Giorgia llega una semana después. Aquellos días vividos entre Santiago, Valparaíso, Isla Negra y Chiloé fueron compartidos con una infinidad de amigos. Realmente lo acontecido en la Plaza Mulato Gil De Castro, en pleno centro de Santiago, parece sacado de una escena de Casablanca, confluencia y encuentro de escritores, actores, una isla de felicidad en un país marcado por el fascismo más sangriento. La llegada de Giorgia despierta curiosidad entre la conspicua fauna que frecuentábamos. Viajamos a Chiloé y de camino a Valdivia nos encontramos por casualidad con otros amigos, también ellos de paso. Fue toda una aventura abandonar terreno firme para adentrarnos en la isla y conocer las características iglesias construidas íntegramente en madera. Buscar paraje yermos de personas. Las casas de los pescadores y los palafitos multicolores. Luego el viaje a la Isla Negra, la casa de Neruda y las fiestas de Santiago.
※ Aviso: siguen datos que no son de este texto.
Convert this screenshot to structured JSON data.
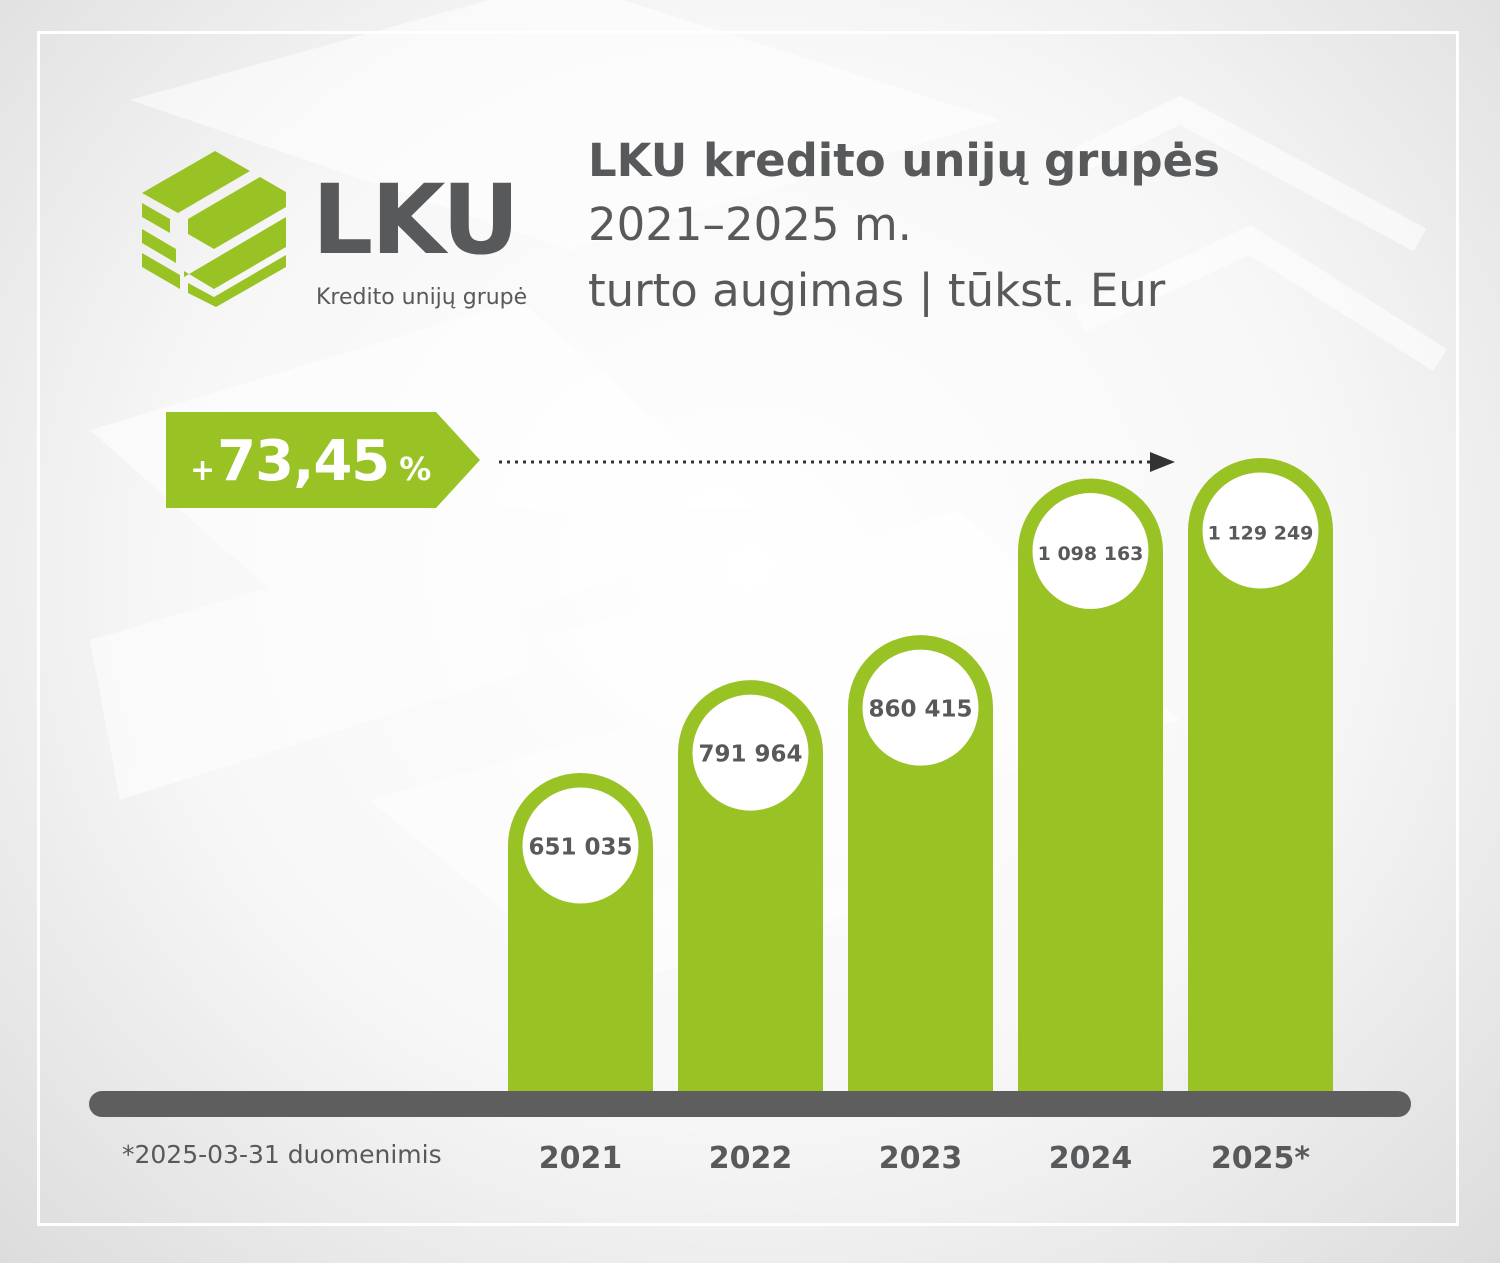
{
  "logo": {
    "text": "LKU",
    "subtitle": "Kredito unijų grupė",
    "color": "#99c224"
  },
  "title": {
    "line1": "LKU kredito unijų grupės",
    "line2": "2021–2025 m.",
    "line3": "turto augimas | tūkst. Eur"
  },
  "growth": {
    "sign": "+",
    "value": "73,45",
    "unit": "%"
  },
  "footnote": "*2025-03-31 duomenimis",
  "colors": {
    "bar": "#99c224",
    "baseline": "#5e5e5e",
    "text": "#58595b",
    "label_circle": "#ffffff"
  },
  "chart_data": {
    "type": "bar",
    "categories": [
      "2021",
      "2022",
      "2023",
      "2024",
      "2025*"
    ],
    "values": [
      651035,
      791964,
      860415,
      1098163,
      1129249
    ],
    "value_labels": [
      "651 035",
      "791 964",
      "860 415",
      "1 098 163",
      "1 129 249"
    ],
    "title": "LKU kredito unijų grupės 2021–2025 m. turto augimas | tūkst. Eur",
    "xlabel": "",
    "ylabel": "",
    "grid": false,
    "legend": "none"
  }
}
En Valparaíso forzaron el maletero del coche y robaron la documentación de Giorgia. No fue fácil conseguir el visado para regresar a Italia. Tras la denuncia formalizada en el corazón mismo del aparato represivo o Policía de Investigaciones de Santiago, acabamos en el consulado italiano. Una obra de Francisco Smythe a la vista en el fondo del consulado nos insufló un poco de esperanza. El testimonio de Francisco resultó clave para cortar de raíz las sospechas de estar ante una posible terrorista que asomaban por la cabeza del cónsul y poder salir del país.
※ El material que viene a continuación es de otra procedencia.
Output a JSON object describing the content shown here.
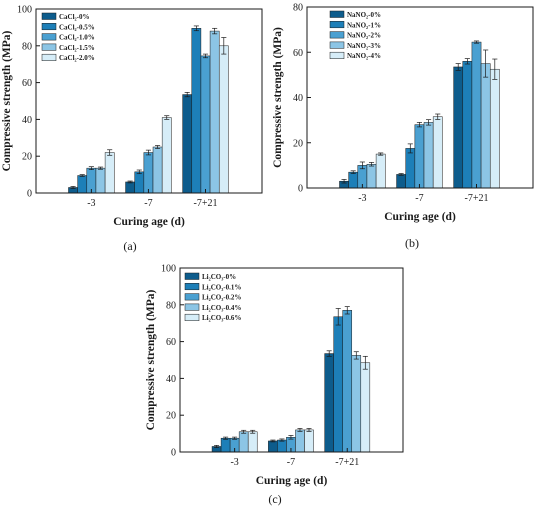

Finalmente llegó el doloroso día de nuestra partida, por delante teníamos dieciocho horas de vuelo y salimos al alba. Todavía era de noche y las luces de la ciudad permanecían encendidas. El conductor aceleraba hasta los 150 kilómetros por hora cuando vemos acercarse peligrosamente otro vehículo, momentos de incertidumbre, casi de pánico, hasta que reconocemos a los poetas Bárbara Delano e Santiago Elordi, quienes se habían quedado toda la noche en vela y quisieron regalarnos un último adiós.
Para Bárbara y para mí se trató realmente del último adiós. No volvimos a encontrarnos, no volvimos a coincidir en Santiago. Bárbara regresó definitivamente a México en 1992, aunque a principios de octubre de 1996 quiso sorprender a sus padres visitándolos en Chile. Hizo escala en Lima, donde aprovechó para ver al poeta peruano Antonio Cisneros y otros amigos. A continuación tomó el fatídico vuelo 603 de AeroPerú, que se estrelló en el Océano Pacífico poco después de despegar de Lima, dejando un saldo de 70 víctimas mortales.
El cuerpo de Bárbara nunca se encontró.
Giorgia y yo nos divorciamos en 1993, tras mi regreso de Río de Janeiro, a donde había ido para trabajar en una exposición relacionada con la Cumbre de la Tierra.
Escribí:
Post scriptum
Durante los días que siguieron nada extraordinario sucedió ya habían quedado atrás los días de las acacias de los abedules y del cielo infinito desaparecidas las huellas en la arena permanece solamente el eco de las olas él con la mirada perdida permaneciendo con sus sombras ella esperando la llamada de los pueblos azules y los montes perfumados.
Hoy en Roma, tantos años y tantas historias vividas y tantas vidas cambiadas después, sigo pasando por delante de la placa puesta allí por Eugenio, porque allí sigue, solo que un poco ajada.
Me parece que uno de estos días me acercaré y la subrayaré con un rotulador.
Gracias al Amor, Por Gracia Recibida.